Inicia-se 2015. No ano que passou as edições da Revista Liberdades trouxeram textos que sempre nos provocaram a reflexão. A primeira edição do novo ano, creio, conseguirá manter a linha.

Iniciamos com uma entrevista repleta de pontos polêmicos. Concedida pelo professor da Universidade de Nova Iorque, Luis Ernesto Chiesa, a Spencer Toth Sydow, o entrevistado revela a importância de seus mestres George Fletcher e Francisco Muñoz Conde, em uma formação em Direito Penal que reúne as visões continental e anglo-saxã sobre a matéria. Fornece detalhes da analogia em Direito Penal possível no direito americano e expõe sua polêmica posição determinista do agir humano.

Entre os artigos, Carlo Velho Masi e Voltaire de Lima Moraes retomam a Globalização, criminalidade internacional e política criminal. Após uma abordagem histórica e teórica da globalização e duvidar de sua linearidade, preocupam-se com seus efeitos sobre a produção em matéria penal.

Nesta edição, duas expedições sobre uma ciência sempre presente e pouco penetrada pelos operadores do Direito.
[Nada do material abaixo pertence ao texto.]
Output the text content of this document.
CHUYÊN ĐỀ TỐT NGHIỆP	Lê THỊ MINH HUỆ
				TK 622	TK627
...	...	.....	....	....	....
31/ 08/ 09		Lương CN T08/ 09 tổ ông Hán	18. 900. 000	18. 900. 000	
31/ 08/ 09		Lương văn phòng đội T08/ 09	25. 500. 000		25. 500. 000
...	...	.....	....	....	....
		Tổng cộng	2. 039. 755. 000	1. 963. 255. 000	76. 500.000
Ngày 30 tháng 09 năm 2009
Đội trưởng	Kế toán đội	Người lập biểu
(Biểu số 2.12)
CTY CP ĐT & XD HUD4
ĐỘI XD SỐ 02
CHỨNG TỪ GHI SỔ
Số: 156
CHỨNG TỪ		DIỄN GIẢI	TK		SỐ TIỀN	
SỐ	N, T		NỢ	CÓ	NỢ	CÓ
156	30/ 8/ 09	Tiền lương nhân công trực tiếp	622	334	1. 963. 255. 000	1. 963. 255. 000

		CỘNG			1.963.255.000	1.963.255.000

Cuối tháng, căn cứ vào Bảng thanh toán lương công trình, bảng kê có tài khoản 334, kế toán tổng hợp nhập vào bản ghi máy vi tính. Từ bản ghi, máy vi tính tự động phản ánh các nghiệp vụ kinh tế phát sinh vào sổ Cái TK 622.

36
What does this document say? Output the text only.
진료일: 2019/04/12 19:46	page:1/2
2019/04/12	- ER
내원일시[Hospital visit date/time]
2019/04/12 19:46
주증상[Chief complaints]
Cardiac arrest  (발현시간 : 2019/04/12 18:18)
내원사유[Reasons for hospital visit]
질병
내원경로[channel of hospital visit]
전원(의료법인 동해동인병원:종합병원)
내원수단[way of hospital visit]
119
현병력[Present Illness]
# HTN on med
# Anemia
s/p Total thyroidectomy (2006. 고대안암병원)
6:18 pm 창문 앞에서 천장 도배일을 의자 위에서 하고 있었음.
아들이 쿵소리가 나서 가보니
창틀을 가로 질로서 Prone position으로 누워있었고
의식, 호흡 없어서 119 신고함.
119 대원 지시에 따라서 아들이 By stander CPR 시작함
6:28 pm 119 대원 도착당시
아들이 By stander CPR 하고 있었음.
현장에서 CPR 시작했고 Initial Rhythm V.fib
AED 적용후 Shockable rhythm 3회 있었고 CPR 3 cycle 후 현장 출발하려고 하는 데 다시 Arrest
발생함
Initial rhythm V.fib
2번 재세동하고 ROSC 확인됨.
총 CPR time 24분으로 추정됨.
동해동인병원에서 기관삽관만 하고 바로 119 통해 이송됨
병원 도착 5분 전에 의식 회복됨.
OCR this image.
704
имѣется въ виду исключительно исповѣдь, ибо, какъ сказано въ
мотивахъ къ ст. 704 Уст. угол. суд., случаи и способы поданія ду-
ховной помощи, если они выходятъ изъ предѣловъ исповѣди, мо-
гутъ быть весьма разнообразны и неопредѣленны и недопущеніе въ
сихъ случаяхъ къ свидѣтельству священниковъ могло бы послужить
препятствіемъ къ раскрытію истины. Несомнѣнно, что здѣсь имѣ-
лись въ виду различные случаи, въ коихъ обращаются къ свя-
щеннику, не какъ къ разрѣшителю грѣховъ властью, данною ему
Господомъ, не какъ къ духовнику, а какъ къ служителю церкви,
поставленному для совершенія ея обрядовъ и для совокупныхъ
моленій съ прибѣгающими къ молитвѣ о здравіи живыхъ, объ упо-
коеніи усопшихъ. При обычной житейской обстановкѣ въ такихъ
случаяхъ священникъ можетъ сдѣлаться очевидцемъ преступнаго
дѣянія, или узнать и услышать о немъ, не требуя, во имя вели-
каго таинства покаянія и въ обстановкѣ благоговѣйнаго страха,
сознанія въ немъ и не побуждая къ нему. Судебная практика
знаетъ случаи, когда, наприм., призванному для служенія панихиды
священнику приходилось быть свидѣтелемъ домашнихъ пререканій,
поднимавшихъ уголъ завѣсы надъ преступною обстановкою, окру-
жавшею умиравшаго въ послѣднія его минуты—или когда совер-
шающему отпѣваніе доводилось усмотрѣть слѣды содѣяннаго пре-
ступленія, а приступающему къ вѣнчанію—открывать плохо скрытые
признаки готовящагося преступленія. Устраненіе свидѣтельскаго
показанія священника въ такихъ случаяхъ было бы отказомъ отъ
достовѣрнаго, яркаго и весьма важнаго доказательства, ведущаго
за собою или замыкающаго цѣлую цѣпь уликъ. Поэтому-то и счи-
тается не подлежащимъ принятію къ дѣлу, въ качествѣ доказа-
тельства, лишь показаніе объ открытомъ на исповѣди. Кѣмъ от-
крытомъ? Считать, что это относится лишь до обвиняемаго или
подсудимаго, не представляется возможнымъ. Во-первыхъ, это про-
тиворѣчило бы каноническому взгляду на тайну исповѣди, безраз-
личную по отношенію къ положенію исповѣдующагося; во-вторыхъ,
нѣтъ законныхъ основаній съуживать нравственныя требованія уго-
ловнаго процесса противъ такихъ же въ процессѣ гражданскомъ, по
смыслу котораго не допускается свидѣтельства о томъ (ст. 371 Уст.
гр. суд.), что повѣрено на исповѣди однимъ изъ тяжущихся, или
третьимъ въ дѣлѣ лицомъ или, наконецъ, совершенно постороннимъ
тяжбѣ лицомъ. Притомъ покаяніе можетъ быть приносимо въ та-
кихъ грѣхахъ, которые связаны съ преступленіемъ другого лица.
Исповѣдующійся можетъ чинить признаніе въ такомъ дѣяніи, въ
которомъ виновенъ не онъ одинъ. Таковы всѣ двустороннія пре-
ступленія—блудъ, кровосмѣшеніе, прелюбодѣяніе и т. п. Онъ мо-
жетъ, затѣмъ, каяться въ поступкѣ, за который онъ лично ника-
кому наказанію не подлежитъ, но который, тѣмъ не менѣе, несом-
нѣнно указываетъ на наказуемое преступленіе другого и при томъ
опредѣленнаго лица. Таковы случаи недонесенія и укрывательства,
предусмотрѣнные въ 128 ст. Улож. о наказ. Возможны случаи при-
No primeiro artigo, Bruno Seligman de Menezes adentra no diversificado e fascinante mundo da psicologia para, à luz do pensamento Freudiano, investigar a imparcialidade judicial.

Carlos Eduardo da Silva Serra, analisando correntes psicológicas diversas, investiga suas influências nas teorias criminológicas sobre o delito e a culpa.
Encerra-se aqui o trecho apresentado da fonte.